Planetarium (formerly Tycho Brahe Planetarium) is located at the southern end of the lake Skt. Jørgens Sø in Copenhagen, Denmark. It was designed by MAA Knud Munk (1936–2016) and opened on November 1, 1989.

==History==
The planetarium is built where the Saltlageret theater was previously located. The foundation stone was placed on February 22, 1988, and the planetarium opened on November 1, 1989. The financial basis for building the planetarium was a 50,000,000 DKK donation by the foundation Bodil Pedersen Fonden to the foundation Uraniafonden, which administered the construction of the planetarium. Since 1989, the Bodil Pedersen Fonden has also awarded the annual Tycho Brahe Medaljen.

== Exhibition ==
The exhibition underwent a major renovation in 2017, and the new exhibition Cosmos (formerly Made in Space) opened in February 2018. The exhibition was made in collaboration with Tony-winning, London based designers, 59 Productions, and was made on a donation from the foundation A.P. Møller Fonden. The exhibition is an interactive and including exhibition, telling the story of how all of the elements that make up a human originally came from space.

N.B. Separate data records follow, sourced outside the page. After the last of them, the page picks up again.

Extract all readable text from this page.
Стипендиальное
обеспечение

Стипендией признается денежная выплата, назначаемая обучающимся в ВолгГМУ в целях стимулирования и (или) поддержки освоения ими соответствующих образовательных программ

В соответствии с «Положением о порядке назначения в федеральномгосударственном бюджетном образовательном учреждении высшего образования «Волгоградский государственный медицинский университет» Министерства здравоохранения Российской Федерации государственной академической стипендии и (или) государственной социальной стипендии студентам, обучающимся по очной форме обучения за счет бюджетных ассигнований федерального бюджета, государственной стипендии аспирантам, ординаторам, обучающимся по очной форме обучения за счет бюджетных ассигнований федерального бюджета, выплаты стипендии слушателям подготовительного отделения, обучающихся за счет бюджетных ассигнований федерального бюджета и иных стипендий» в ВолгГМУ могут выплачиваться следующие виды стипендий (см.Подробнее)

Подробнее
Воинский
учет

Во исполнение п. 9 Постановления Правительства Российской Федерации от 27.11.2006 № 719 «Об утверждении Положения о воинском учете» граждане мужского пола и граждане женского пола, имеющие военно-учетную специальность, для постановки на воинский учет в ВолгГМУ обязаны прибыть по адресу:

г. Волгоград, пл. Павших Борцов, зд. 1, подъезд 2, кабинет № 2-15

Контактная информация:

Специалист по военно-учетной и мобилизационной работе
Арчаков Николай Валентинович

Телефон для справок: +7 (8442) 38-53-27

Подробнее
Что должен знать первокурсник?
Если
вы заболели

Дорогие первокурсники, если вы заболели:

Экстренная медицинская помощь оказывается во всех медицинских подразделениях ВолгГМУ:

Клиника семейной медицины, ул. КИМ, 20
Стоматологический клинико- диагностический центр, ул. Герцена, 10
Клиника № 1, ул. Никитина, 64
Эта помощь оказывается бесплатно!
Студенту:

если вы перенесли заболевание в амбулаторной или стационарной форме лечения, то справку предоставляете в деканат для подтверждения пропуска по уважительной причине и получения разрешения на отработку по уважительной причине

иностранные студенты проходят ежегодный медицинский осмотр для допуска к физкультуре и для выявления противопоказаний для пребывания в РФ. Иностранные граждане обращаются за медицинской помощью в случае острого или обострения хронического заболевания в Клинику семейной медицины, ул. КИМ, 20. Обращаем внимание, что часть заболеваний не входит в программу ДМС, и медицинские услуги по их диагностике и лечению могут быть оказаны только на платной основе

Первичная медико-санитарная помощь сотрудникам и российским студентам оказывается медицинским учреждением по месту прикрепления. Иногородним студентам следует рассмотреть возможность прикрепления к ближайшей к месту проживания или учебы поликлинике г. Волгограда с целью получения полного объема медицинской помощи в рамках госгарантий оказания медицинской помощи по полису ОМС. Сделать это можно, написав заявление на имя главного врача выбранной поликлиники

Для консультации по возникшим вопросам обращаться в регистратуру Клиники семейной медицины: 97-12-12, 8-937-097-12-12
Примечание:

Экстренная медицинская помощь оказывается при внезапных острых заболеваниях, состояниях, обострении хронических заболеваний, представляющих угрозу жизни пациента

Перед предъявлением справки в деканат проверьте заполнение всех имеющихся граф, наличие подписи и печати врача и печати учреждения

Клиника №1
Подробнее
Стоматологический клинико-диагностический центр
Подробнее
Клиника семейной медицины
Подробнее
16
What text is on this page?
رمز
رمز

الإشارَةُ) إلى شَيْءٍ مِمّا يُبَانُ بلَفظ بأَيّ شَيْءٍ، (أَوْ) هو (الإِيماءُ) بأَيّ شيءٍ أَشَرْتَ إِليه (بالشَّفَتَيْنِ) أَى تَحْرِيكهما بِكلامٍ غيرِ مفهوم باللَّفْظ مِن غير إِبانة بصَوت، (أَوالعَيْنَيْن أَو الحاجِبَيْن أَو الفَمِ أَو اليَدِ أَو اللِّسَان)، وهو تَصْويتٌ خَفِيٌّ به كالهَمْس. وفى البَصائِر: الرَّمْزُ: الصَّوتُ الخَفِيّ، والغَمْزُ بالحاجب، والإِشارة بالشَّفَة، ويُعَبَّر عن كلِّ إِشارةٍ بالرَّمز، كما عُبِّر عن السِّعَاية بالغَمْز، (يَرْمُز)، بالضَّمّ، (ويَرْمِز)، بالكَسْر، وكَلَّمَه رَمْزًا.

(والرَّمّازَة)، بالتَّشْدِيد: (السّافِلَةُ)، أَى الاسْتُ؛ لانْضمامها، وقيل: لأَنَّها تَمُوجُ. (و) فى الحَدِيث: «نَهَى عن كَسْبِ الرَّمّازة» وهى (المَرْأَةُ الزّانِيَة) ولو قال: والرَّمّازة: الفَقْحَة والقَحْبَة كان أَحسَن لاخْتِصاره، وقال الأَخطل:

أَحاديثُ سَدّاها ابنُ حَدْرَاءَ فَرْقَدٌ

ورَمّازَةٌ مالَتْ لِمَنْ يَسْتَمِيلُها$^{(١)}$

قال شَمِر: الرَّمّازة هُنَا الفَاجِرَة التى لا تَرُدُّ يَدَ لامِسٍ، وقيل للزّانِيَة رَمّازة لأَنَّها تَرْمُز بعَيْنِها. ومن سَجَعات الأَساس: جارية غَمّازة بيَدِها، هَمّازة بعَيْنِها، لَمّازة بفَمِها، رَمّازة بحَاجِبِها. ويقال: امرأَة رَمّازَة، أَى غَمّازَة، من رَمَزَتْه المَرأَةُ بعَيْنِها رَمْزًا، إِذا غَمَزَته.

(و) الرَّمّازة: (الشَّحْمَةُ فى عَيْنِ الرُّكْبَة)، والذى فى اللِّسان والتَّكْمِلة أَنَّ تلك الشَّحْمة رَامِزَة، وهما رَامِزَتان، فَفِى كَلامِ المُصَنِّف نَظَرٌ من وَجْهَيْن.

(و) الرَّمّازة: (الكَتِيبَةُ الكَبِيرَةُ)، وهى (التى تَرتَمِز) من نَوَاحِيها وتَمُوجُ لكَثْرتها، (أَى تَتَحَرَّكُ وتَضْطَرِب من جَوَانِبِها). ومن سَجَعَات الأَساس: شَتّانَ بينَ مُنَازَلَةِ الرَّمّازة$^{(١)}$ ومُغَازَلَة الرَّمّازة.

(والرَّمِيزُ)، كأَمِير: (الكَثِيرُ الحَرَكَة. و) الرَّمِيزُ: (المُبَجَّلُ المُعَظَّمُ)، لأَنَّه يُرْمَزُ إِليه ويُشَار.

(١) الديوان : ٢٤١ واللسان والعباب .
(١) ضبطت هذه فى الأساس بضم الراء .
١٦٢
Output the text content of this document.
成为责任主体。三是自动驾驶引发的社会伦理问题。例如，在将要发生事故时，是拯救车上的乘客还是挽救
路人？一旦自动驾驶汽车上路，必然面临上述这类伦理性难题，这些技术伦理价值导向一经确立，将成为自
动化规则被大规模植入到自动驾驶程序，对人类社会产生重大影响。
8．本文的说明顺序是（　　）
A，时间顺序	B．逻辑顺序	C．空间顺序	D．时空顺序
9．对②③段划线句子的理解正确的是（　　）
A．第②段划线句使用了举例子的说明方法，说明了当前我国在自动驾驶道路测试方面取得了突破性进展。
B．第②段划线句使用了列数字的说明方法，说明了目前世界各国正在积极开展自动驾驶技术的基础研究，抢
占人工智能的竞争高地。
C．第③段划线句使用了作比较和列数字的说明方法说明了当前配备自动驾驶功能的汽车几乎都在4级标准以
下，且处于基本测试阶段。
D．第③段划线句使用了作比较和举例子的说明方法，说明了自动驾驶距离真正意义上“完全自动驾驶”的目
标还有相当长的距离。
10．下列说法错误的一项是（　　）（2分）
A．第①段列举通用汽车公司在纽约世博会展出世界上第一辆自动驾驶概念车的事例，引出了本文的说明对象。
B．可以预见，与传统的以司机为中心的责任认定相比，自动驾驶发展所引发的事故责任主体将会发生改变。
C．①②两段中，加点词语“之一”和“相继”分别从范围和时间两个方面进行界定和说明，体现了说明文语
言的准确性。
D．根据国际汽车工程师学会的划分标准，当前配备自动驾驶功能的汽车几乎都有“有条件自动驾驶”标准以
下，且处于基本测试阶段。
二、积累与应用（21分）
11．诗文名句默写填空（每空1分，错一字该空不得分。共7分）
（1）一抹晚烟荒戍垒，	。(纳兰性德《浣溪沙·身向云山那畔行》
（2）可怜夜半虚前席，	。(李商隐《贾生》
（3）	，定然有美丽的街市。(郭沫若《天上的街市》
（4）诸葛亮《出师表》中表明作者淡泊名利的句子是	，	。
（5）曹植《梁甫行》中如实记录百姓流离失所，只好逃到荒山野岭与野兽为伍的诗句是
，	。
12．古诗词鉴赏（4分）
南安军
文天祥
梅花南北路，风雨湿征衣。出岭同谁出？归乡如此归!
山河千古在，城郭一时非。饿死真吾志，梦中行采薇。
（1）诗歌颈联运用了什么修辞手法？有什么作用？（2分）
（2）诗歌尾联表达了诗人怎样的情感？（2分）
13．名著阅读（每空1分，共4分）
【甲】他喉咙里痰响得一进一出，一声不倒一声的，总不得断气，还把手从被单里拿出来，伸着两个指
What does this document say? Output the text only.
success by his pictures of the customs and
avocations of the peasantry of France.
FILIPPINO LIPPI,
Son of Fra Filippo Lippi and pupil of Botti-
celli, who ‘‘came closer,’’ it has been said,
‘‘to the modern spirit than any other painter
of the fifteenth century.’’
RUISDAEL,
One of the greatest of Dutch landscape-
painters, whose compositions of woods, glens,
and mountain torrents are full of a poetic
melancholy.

Planetarium is home to the largest lunar rock that can be seen outside the US. Weighing more than 200 grams, it was brought back to Earth by the crew on the Apollo 17 mission in 1972.

In the Dome Theatre there are shows every day. The centre also screens films. Most are narrated to Danish, but it is possible to have English narration in headphones. During summertime there are normally a few shows in English every day. There are also two smaller exhibitions. One about the moon and the other about Saturn's rings.